No sábado, o Vaticano anunciou a renovação, por mais dois anos, do acordo entre a Santa Sé e a China, cujos termos continuam secretos. O comunicado de imprensa diz que “o Vaticano se compromete a continuar um diálogo respeitoso e construtivo com a China para uma implementação produtiva do Acordo e maior desenvolvimento das relações bilaterais, com o objetivo de fomentar a missão da Igreja Católica e o bem do povo chinês”. O problema é que a China não está comprometida com nada disso, a julgar por todos os episódios recentes de perseguição religiosa contra os católicos que não aderem à tal “Igreja Patriótica”. Especialmente escandaloso é o caso do cardeal Joseph Zen, preso por ajudar os manifestantes pela democracia em Hong Kong e que ainda está sendo julgado pelas autoridades chinesas – aliás, que o Vaticano nem tenha esperado pelo desfecho do julgamento para decidir se mantém o acordo é para mim um grande absurdo. O caso nem sequer foi mencionado na entrevista que o cardeal secretário de Estado, Pietro Parolin, concedeu ao Vatican News.

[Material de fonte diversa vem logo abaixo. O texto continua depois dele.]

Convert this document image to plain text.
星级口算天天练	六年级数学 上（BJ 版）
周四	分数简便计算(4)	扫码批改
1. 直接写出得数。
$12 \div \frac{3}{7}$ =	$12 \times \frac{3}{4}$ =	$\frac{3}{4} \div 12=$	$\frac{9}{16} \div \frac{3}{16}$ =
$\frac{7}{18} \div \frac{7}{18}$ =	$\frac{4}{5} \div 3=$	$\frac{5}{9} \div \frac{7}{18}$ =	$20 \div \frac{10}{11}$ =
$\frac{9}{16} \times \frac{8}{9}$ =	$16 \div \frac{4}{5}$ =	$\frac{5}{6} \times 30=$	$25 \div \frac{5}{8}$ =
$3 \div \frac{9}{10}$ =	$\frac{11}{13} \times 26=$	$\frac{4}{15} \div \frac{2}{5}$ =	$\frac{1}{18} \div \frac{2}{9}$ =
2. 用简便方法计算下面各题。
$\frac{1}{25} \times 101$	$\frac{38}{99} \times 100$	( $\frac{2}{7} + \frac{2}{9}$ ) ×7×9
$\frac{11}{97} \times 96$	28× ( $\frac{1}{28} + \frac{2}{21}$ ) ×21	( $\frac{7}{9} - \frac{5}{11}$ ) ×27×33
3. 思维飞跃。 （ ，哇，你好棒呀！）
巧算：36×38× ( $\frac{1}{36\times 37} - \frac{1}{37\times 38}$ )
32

“A história nos ensina que a Santa Sé, na delicada e importante questão da nomeação de bispos, muitas vezes concordou com procedimentos que levassem em conta as condições particulares de um país, sem, no entanto, jamais deixar de lado o que é essencial e fundamental para a Igreja, ou seja, a nomeação de pastores bons e dignos”, disse Parolin na entrevista. Mas, mesmo sem um conhecimento profundo de história da Igreja, arrisco dizer que em nenhum momento, na questão da nomeação de bispos, a Igreja cedeu tanto poder a autoridades civis claramente hostis ao catolicismo (no padroado ibérico, ao menos os monarcas professavam a fé católica...). O mais comum era que ocorresse o contrário, que a Igreja defendesse suas prerrogativas até mesmo contra os mais poderosos governantes – Henrique IV, imperador romano-germânico, que o diga. Parolin destaca um efeito positivo do acordo, ligado à validade dos sacramentos celebrados na China, e que sem dúvida é positivo, mas o preço que o Partido Comunista da China cobra é altíssimo: não há real liberdade religiosa, mas mera tolerância que nem mesmo se aplica a todos os católicos chineses. Como já afirmei aqui, olhando não o texto do acordo, que não é público, mas os acontecimentos recentes, ou o acordo é muito desbalanceado em favor do governo chinês, ou os comunistas não estão cumprindo sua parte; em ambos os casos, a renovação soa como insistência no mesmo erro esperando que ele produza resultados diferentes desta vez.